If $(x-a{)}^2+(y-b{)}^2=c^2$, then prove that $\frac{{[1+{\left(\frac{dy}{dx}\right)}^2]}^{3/2}}{\frac{d^{2}y}{d{x}^2}}$ is a independent of $C$.

Answer 1

Given,

$(x-a{)}^2+(y-b{)}^2=c^2....\left(i\right)$

Diff. w. r. t $x$

$2(x-a)+2(y-b)\frac{dy}{dx}=0$

$\Rightarrow \frac{dy}{dx}=\frac{(a-x)}{y-b}....\left(ii\right)$

Again Diff. w. r. $x$

$\frac{d^{2}y}{d{x}^2}=\frac{(0-1)(y-b)-(\frac{dy}{dx}-0)(a-x)}{(y-b{)}^2}$ $[\because \frac{d}{dx}\frac{v}{u}=\frac{u\frac{dv}{dx}-v\frac{du}{dx}}{u^2}]$

$=\frac{(-y+b)-(a-x)\frac{dy}{dx}}{(y-b{)}^2}$

$=-\frac{(y-b)-(x-a)\left(\frac{-(x-a)}{y-b}\right)}{(y-b{)}^2}$ [From (1)]
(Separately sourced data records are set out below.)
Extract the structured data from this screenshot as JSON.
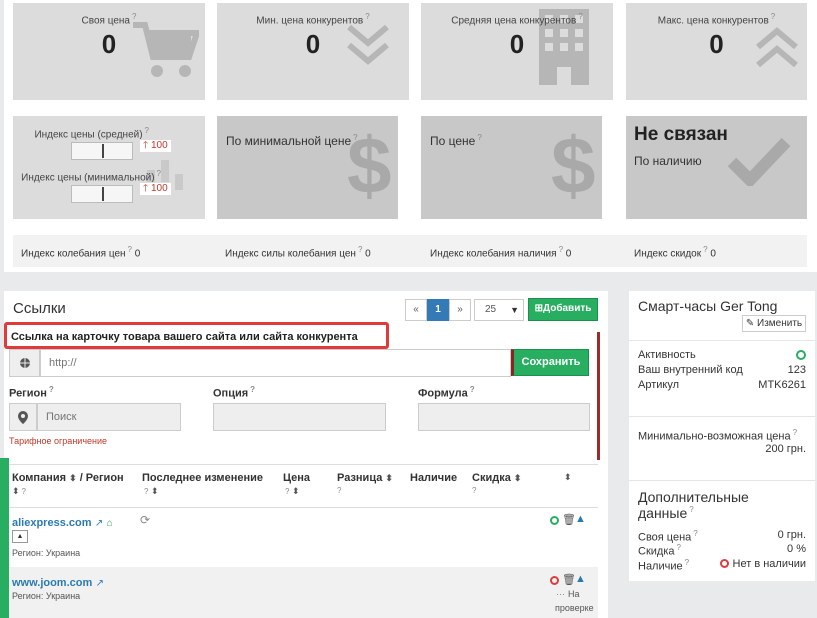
{
  "stats": {
    "own_price": {
      "label": "Своя цена",
      "value": "0"
    },
    "min_price": {
      "label": "Мин. цена конкурентов",
      "value": "0"
    },
    "avg_price": {
      "label": "Средняя цена конкурентов",
      "value": "0"
    },
    "max_price": {
      "label": "Макс. цена конкурентов",
      "value": "0"
    }
  },
  "price_index": {
    "avg_label": "Индекс цены (средней)",
    "avg_badge": "100",
    "min_label": "Индекс цены (минимальной)",
    "min_badge": "100"
  },
  "tiles": {
    "by_min_price": "По минимальной цене",
    "by_price": "По цене",
    "not_linked_title": "Не связан",
    "by_availability": "По наличию"
  },
  "indices": {
    "price_fluct": {
      "label": "Индекс колебания цен",
      "value": "0"
    },
    "price_fluct_strength": {
      "label": "Индекс силы колебания цен",
      "value": "0"
    },
    "availability_fluct": {
      "label": "Индекс колебания наличия",
      "value": "0"
    },
    "discount": {
      "label": "Индекс скидок",
      "value": "0"
    }
  },
  "links": {
    "title": "Ссылки",
    "pager": {
      "prev": "«",
      "page": "1",
      "next": "»",
      "per_page": "25"
    },
    "add_button": "Добавить",
    "hint": "Ссылка на карточку товара вашего сайта или сайта конкурента",
    "url_placeholder": "http://",
    "save_button": "Сохранить",
    "region_label": "Регион",
    "region_placeholder": "Поиск",
    "option_label": "Опция",
    "formula_label": "Формула",
    "tariff_limit": "Тарифное ограничение",
    "columns": {
      "company": "Компания",
      "region": "/ Регион",
      "last_change": "Последнее изменение",
      "price": "Цена",
      "diff": "Разница",
      "availability": "Наличие",
      "discount": "Скидка"
    },
    "rows": [
      {
        "name": "aliexpress.com",
        "region": "Регион: Украина",
        "status": ""
      },
      {
        "name": "www.joom.com",
        "region": "Регион: Украина",
        "status_line1": "На",
        "status_line2": "проверке"
      }
    ]
  },
  "product": {
    "title": "Смарт-часы Ger Tong",
    "edit_button": "Изменить",
    "active_label": "Активность",
    "internal_code_label": "Ваш внутренний код",
    "internal_code_value": "123",
    "article_label": "Артикул",
    "article_value": "MTK6261",
    "min_possible_label": "Минимально-возможная цена",
    "min_possible_value": "200 грн.",
    "extra_title_1": "Дополнительные",
    "extra_title_2": "данные",
    "own_price_label": "Своя цена",
    "own_price_value": "0 грн.",
    "discount_label": "Скидка",
    "discount_value": "0 %",
    "availability_label": "Наличие",
    "availability_value": "Нет в наличии"
  },
  "colors": {
    "accent_green": "#27ae60",
    "accent_blue": "#2a7ab0",
    "alert_red": "#e03b3b",
    "page_blue": "#337ab7"
  }
}
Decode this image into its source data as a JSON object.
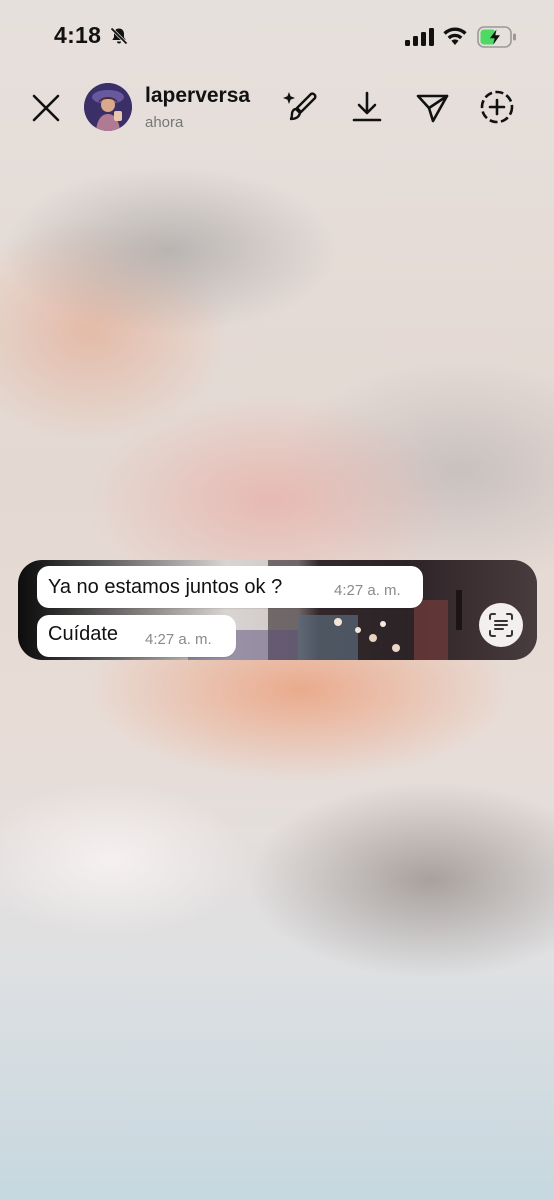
{
  "status_bar": {
    "time": "4:18",
    "icons": [
      "bell-slash-icon",
      "signal-icon",
      "wifi-icon",
      "battery-charging-icon"
    ],
    "battery_color": "#4cd964"
  },
  "header": {
    "username": "laperversa",
    "subtitle": "ahora",
    "icons": [
      "close-icon",
      "sparkle-brush-icon",
      "download-icon",
      "send-icon",
      "add-circle-icon"
    ]
  },
  "messages": [
    {
      "text": "Ya no estamos juntos ok ?",
      "time": "4:27 a. m."
    },
    {
      "text": "Cuídate",
      "time": "4:27 a. m."
    }
  ],
  "scan_button": {
    "icon": "text-scan-icon"
  }
}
$\Rightarrow \frac{d^{2}y}{d{x}^2}=-\frac{(y-b{)}^2+(x-a{)}^2}{(y-b{)}^3}$

$\frac{{[1+{\left(\frac{dy}{dx}\right)}^2]}^{\frac{3}{2}}}{\frac{d^{2}y}{d{x}^2}}$

$=\frac{{[1+{\left(\frac{(x-a)}{y-b}\right)}^2]}^{\frac{3}{2}}}{\frac{(y-b{)}^2+(x-a{)}^2}{(y-b{)}^3}}$

$=\frac{{\left[\frac{(y-b{)}^2+(x-a{)}^2}{(y-b{)}^2}\right]}^{\frac{3}{2}}}{\frac{(y-b{)}^2+(x-a{)}^2}{(y-b{)}^2}\times \frac{1}{(y-b)}}$

$=\frac{{\left[\frac{(y-b{)}^2+(x-a{)}^2}{(y-b{)}^2}\right]}^{\frac{2}{2}}}{\frac{1}{(y-b)}}$

$=\left[\frac{(y-b{)}^2+(x-a{)}^2}{(y-b{)}^2}\right]\times \frac{y-b}{1}$

$=\left[\frac{(y-b{)}^2+(x-a{)}^2}{(y-b)}\right]$

$=(y-b)+\frac{(x-a{)}^2}{y-b}$

Hence, it is independent of $C$

Hence proved.